Chapter 20 Socialist Economies in Transition
Start Up: The Collapse of Socialism
It is hard, even in retrospect, to appreciate how swiftly the collapse came. Command socialism, which had reigned supreme in Russia for more than 70 years and in much of the rest of the world for more than 40 years, appeared to be a permanent institution. Indeed, many observers had expected its influence to increase by the end of the twentieth century. But in the span of five months in 1989, command socialist systems fell in six Eastern European nations. The Soviet Union, which had been the main enemy of the United States in the post-World War II period, and which possesses enough nuclear arms to destroy the world (as does the United States), broke up in 1991.
The start of the collapse can be dated to 1980. The government of Poland, a command socialist state that was part of the Soviet bloc, raised meat prices. The price boosts led to widespread protests and to the organization of Solidarity, the first independent labor union permitted in a Soviet bloc state. After nine years of political clashes, Solidarity won an agreement from the Polish government for wide-ranging economic reforms and for free elections. Solidarity-backed candidates swept the elections in June 1989, and a new government, pledged to democracy and to market capitalism, came to power in August.
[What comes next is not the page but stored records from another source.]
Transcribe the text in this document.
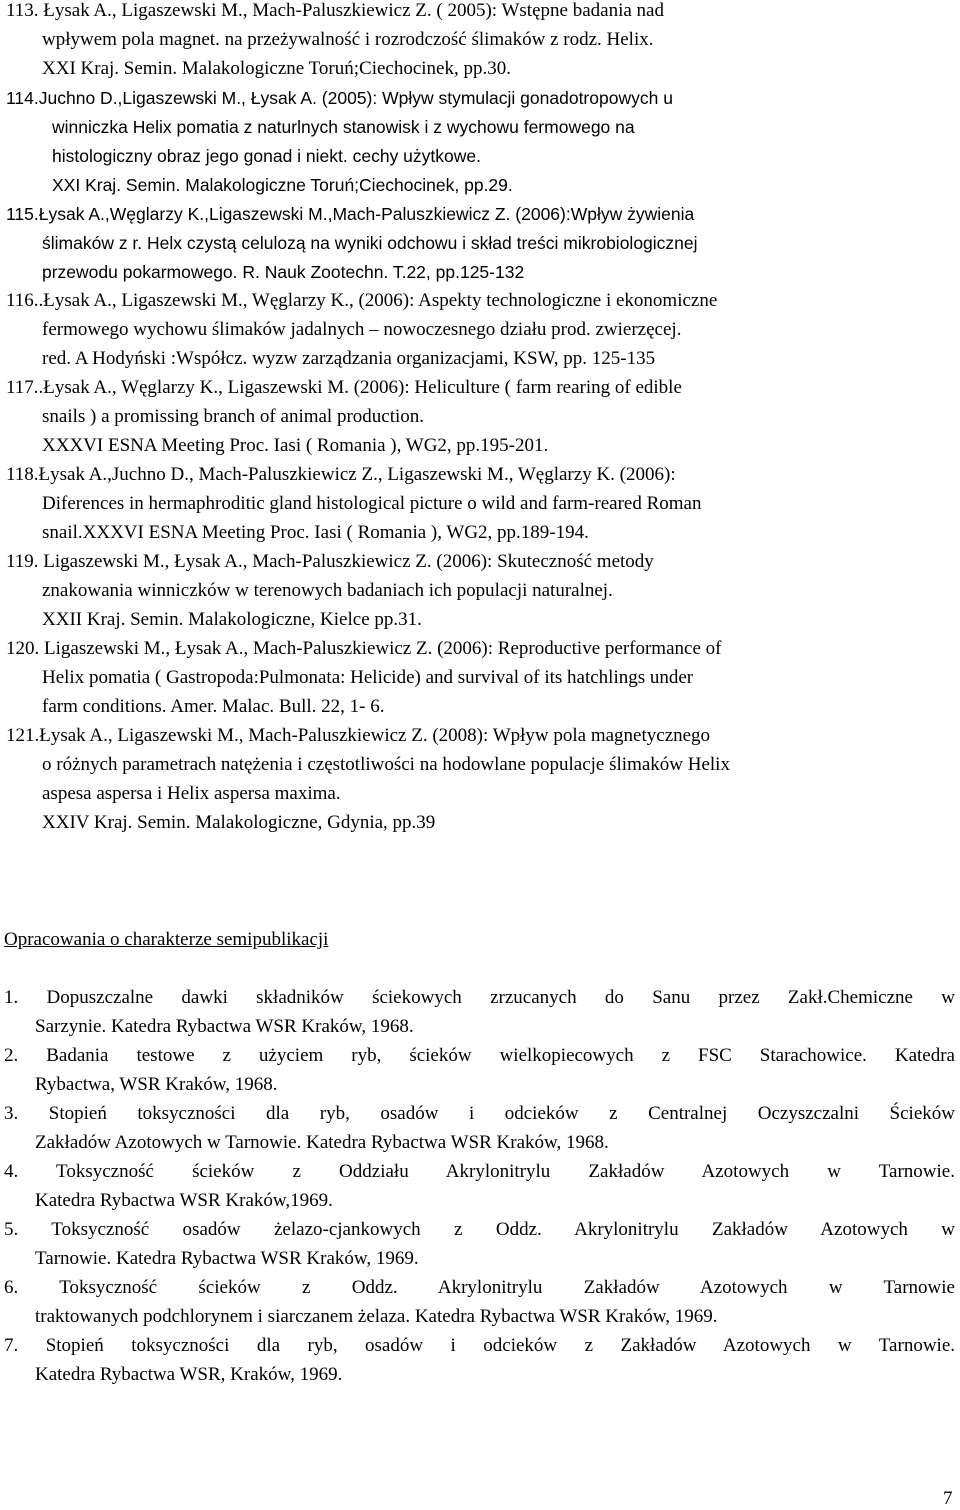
113. Łysak A., Ligaszewski M., Mach-Paluszkiewicz Z. ( 2005): Wstępne badania nad
wpływem pola magnet. na przeżywalność i rozrodczość ślimaków z rodz. Helix.
XXI Kraj. Semin. Malakologiczne Toruń;Ciechocinek, pp.30.
114.Juchno D.,Ligaszewski M., Łysak A. (2005): Wpływ stymulacji gonadotropowych u
winniczka Helix pomatia z naturlnych stanowisk i z wychowu fermowego na
histologiczny obraz jego gonad i niekt. cechy użytkowe.
XXI Kraj. Semin. Malakologiczne Toruń;Ciechocinek, pp.29.
115.Łysak A.,Węglarzy K.,Ligaszewski M.,Mach-Paluszkiewicz Z. (2006):Wpływ żywienia
ślimaków z r. Helx czystą celulozą na wyniki odchowu i skład treści mikrobiologicznej
przewodu pokarmowego. R. Nauk Zootechn. T.22, pp.125-132
116..Łysak A., Ligaszewski M., Węglarzy K., (2006): Aspekty technologiczne i ekonomiczne
fermowego wychowu ślimaków jadalnych – nowoczesnego działu prod. zwierzęcej.
red. A Hodyński :Współcz. wyzw zarządzania organizacjami, KSW, pp. 125-135
117..Łysak A., Węglarzy K., Ligaszewski M. (2006): Heliculture ( farm rearing of edible
snails ) a promissing branch of animal production.
XXXVI ESNA Meeting Proc. Iasi ( Romania ), WG2, pp.195-201.
118.Łysak A.,Juchno D., Mach-Paluszkiewicz Z., Ligaszewski M., Węglarzy K. (2006):
Diferences in hermaphroditic gland histological picture o wild and farm-reared Roman
snail.XXXVI ESNA Meeting Proc. Iasi ( Romania ), WG2, pp.189-194.
119. Ligaszewski M., Łysak A., Mach-Paluszkiewicz Z. (2006): Skuteczność metody
znakowania winniczków w terenowych badaniach ich populacji naturalnej.
XXII Kraj. Semin. Malakologiczne, Kielce pp.31.
120. Ligaszewski M., Łysak A., Mach-Paluszkiewicz Z. (2006): Reproductive performance of
Helix pomatia ( Gastropoda:Pulmonata: Helicide) and survival of its hatchlings under
farm conditions. Amer. Malac. Bull. 22, 1- 6.
121.Łysak A., Ligaszewski M., Mach-Paluszkiewicz Z. (2008): Wpływ pola magnetycznego
o różnych parametrach natężenia i częstotliwości na hodowlane populacje ślimaków Helix
aspesa aspersa i Helix aspersa maxima.
XXIV Kraj. Semin. Malakologiczne, Gdynia, pp.39
Opracowania o charakterze semipublikacji
1. Dopuszczalne dawki składników ściekowych zrzucanych do Sanu przez Zakł.Chemiczne w
Sarzynie. Katedra Rybactwa WSR Kraków, 1968.
2. Badania testowe z użyciem ryb, ścieków wielkopiecowych z FSC Starachowice. Katedra
Rybactwa, WSR Kraków, 1968.
3. Stopień toksyczności dla ryb, osadów i odcieków z Centralnej Oczyszczalni Ścieków
Zakładów Azotowych w Tarnowie. Katedra Rybactwa WSR Kraków, 1968.
4. Toksyczność ścieków z Oddziału Akrylonitrylu Zakładów Azotowych w Tarnowie.
Katedra Rybactwa WSR Kraków,1969.
5. Toksyczność osadów żelazo-cjankowych z Oddz. Akrylonitrylu Zakładów Azotowych w
Tarnowie. Katedra Rybactwa WSR Kraków, 1969.
6. Toksyczność ścieków z Oddz. Akrylonitrylu Zakładów Azotowych w Tarnowie
traktowanych podchlorynem i siarczanem żelaza. Katedra Rybactwa WSR Kraków, 1969.
7. Stopień toksyczności dla ryb, osadów i odcieków z Zakładów Azotowych w Tarnowie.
Katedra Rybactwa WSR, Kraków, 1969.
7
Command socialist governments in the rest of the Soviet bloc disappeared quickly in the wake of Poland’s transformation. Hungary’s government fell in October. East Germany opened the Berlin Wall in November, and the old regime, for which that wall had been a symbol, collapsed. Bulgaria and Czechoslovakia kicked out their command socialist leaders the same month. Romania’s dictator, Nicolae Ceausescu, was executed after a bloody uprising in December. Ultimately, every nation in the Warsaw Pact, the bloc making up the Soviet Union and its Eastern European satellite nations, announced its intention to discard the old system of command socialism. The collapse of the command socialist regimes of the former Soviet bloc precipitated an often painful process of transition as countries tried to put in place the institutions of a market capitalist economy. But, by the beginning of the 21st century, many of them were already admitted as members of the European Union.
Meanwhile, a very different process of transition has been under way in China. The Chinese began a gradual process of transition toward a market economy in 1979. It has been a process marked by spectacular economic gain ever since.
In this chapter we will examine the rise of command socialist systems and explore their ideological roots. Then we will see how these economic systems operated and trace the sources of their collapse. Finally, we will investigate the problems and prospects for the transition from command socialism to market capitalism.